Un procuratore della Repubblica trasformato in anchorman, il racconto mediatico della giustizia affidato non a una noiosa sentenza o un ancor più noioso giudice ma a una parte del processo: la pubblica accusa, già oggi dotata di superpoteri, e che ora si ritrova padrona non mediata, senza filtri, senza contraddittorio, anche del piccolo schermo. L’arruolamento annunciato di Nicola Gratteri (nella foto), procuratore della Repubblica a Napoli, da parte di La7 che lo hai inserito nei palinsesti della prossima stagione presentati ieri è indubbiamente un grande colpo per la rete di Urbano Cairo e Andrea Salerno: Gratteri è probabilmente oggi il procuratore della Repubblica più popolare d’Italia, idolatrato dai fan della giustizia a tutti i costi fin da quando operava in Calabria. Ed è anche personaggio che sa utilizzare con abilità i mezzi della comunicazione presentando i tanti processi e a volte glissando su soluzioni e scarcerazioni, per sostenere la sua visione della giustizia.
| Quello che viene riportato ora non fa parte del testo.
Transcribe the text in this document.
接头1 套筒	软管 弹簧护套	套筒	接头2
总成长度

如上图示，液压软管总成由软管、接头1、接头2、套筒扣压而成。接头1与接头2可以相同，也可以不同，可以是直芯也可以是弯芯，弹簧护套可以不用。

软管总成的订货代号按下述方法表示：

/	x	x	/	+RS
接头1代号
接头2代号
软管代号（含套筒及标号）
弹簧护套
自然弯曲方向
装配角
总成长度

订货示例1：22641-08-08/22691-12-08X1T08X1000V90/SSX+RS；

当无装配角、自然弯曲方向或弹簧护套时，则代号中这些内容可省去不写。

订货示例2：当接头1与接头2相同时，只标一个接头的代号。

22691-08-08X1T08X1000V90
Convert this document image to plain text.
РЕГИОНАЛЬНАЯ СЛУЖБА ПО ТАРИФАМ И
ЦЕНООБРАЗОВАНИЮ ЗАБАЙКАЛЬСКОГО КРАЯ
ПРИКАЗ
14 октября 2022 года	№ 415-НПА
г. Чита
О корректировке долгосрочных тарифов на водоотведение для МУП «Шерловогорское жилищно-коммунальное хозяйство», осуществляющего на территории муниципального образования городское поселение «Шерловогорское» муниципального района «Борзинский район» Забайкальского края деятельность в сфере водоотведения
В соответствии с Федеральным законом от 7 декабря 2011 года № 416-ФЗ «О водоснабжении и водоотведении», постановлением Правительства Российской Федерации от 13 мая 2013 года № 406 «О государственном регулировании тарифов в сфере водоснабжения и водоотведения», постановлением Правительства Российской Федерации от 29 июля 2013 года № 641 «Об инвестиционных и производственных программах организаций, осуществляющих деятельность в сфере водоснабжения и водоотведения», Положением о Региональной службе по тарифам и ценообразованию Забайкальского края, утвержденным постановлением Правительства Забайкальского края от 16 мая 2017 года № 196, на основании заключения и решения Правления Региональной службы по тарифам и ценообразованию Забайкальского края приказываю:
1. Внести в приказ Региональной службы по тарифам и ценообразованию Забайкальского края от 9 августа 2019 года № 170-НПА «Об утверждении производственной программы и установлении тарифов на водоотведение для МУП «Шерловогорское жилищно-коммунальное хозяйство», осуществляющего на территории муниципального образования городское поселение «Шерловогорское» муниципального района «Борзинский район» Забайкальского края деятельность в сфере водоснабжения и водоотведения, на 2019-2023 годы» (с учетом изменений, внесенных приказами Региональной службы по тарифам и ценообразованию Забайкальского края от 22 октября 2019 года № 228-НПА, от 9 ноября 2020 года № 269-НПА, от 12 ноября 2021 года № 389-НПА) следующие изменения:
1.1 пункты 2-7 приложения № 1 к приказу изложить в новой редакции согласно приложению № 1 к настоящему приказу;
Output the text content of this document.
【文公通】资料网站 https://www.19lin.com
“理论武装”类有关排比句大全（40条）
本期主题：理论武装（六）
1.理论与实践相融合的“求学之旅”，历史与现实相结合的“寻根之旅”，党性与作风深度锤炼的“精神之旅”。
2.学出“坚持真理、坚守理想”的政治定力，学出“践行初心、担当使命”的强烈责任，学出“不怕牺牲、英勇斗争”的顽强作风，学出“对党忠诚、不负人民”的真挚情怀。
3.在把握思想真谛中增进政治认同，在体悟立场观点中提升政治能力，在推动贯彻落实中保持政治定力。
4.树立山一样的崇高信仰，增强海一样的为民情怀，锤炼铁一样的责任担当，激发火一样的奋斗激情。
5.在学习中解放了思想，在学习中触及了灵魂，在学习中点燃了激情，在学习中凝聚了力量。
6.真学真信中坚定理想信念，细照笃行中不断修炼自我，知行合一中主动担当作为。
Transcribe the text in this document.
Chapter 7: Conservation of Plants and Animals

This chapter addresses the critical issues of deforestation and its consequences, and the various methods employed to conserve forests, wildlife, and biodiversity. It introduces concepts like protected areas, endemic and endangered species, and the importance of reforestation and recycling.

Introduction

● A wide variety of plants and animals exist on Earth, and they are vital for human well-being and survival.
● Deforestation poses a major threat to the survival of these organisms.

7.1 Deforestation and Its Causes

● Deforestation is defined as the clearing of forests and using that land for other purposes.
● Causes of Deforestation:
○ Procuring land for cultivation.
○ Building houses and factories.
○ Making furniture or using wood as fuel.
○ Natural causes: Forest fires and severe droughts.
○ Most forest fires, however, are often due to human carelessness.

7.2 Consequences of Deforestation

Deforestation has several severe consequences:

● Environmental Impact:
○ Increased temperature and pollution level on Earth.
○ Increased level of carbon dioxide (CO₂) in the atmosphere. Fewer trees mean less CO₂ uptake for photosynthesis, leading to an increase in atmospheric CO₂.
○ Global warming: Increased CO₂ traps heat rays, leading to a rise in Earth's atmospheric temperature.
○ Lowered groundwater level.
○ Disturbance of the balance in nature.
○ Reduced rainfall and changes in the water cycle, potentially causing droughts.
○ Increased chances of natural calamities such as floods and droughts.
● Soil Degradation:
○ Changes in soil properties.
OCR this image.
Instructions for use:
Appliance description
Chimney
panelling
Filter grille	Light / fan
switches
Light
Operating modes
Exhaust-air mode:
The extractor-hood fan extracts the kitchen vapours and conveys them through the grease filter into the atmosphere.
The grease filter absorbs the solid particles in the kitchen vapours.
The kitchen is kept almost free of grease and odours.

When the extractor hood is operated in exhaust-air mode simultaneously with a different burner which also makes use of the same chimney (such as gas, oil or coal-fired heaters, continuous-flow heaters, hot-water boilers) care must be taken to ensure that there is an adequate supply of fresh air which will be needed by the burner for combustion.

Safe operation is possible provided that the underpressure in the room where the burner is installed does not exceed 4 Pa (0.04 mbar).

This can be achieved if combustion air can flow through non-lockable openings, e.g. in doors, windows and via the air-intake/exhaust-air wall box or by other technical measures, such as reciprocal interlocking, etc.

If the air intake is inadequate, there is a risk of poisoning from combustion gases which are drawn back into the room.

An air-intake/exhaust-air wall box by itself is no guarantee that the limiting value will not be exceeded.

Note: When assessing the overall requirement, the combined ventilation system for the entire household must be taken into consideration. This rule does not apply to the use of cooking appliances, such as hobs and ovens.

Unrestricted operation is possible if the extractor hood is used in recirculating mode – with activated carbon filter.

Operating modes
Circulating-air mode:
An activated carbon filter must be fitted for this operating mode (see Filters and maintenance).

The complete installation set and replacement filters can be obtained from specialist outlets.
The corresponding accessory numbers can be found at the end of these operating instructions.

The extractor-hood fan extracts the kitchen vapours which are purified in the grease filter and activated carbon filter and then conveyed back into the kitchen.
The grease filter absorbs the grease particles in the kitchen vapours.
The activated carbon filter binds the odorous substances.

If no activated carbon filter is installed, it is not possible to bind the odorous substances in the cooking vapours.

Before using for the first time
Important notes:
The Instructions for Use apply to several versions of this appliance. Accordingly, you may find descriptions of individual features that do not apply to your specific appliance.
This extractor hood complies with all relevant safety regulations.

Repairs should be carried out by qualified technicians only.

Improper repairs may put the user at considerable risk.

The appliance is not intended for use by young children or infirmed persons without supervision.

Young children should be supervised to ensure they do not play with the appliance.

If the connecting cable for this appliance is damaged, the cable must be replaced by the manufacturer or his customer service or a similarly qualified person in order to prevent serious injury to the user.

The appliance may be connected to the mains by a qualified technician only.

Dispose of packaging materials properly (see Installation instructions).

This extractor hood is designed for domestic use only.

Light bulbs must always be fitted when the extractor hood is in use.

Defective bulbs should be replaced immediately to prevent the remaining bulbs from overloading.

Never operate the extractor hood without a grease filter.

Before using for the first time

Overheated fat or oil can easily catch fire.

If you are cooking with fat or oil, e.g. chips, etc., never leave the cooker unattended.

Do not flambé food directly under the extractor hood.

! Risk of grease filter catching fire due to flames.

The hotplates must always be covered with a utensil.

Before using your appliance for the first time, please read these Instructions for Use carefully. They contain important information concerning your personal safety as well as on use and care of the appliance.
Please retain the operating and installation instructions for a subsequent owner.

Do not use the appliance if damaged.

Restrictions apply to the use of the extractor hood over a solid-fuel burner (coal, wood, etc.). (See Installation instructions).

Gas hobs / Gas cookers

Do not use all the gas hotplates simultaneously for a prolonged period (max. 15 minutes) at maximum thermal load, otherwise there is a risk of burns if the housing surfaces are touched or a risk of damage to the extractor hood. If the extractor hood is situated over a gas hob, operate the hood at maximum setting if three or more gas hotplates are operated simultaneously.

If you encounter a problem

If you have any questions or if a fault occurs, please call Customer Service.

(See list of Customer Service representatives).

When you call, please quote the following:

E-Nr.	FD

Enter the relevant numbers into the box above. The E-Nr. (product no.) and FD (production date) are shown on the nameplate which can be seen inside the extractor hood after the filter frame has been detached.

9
Il problema non sono né La7 né Gratteri (che ieri spiega al Giornale di andare in onda a titolo gratuito e nei giorni di ferie) ma le regole del sistema giustizia che impongono ai magistrati la autorizzazione dei loro capi o del Consiglio superiore della magistratura per andare a far parte del circolo direttivo di una bocciofila di paese, ma consentono a un magistrato a tutti gli effetti in funzione di andare a trasformarsi in personaggio televisivo, come se i doveri di riservatezza si fermassero sulla porta degli studios. Gratteri è bravo, sa bucare il video, piace e si piace: ma questo rende il tema ancora più scottante. Se fosse stato un semplice pubblico ministero avrebbe probabilmente dovuto chiedere l’autorizzazione al proprio capo, ma Gratteri è il capo di se stesso e quindi - come confermano ieri al Csm - può fare quello che gli pare.
Saranno quattro puntate, si chiameranno «Lezioni di mafie», non parleranno di inchieste in corso (e ci mancherebbe altro) ma racconteranno il tema delicatissimo della lotta al crimine organizzato attraverso la visione solo di una parte, e questo è il vero problema: perché è un tema su cui anche recentemente le procure della Repubblica hanno dato prova di accanirsi su innocenti (per conferma, chiedere al generale Mori).
Negli stessi giorni in cui il tema delle separazione delle carriere tra pubblici ministeri e giudici arriva a (quasi) conclusione col voto del Parlamento sulla riforma costituzionale, l’arruolamento televisivo di Gratteri porta l’attenzione sulla gravità della mancata separazione tra altre due carriere che vanno da tempo di pari passo: quelle tra i pubblici ministeri e il racconto mediatico delle loro inchieste spesso affidato a organi
di stampa abituati a utilizzare più gli occhi dell’accusa che quelli della difesa. Da quest’anno Gratteri non avrà più neanche bisogno di un giornalista che racconti per conto suo le sue imprese: lo farà direttamente lui.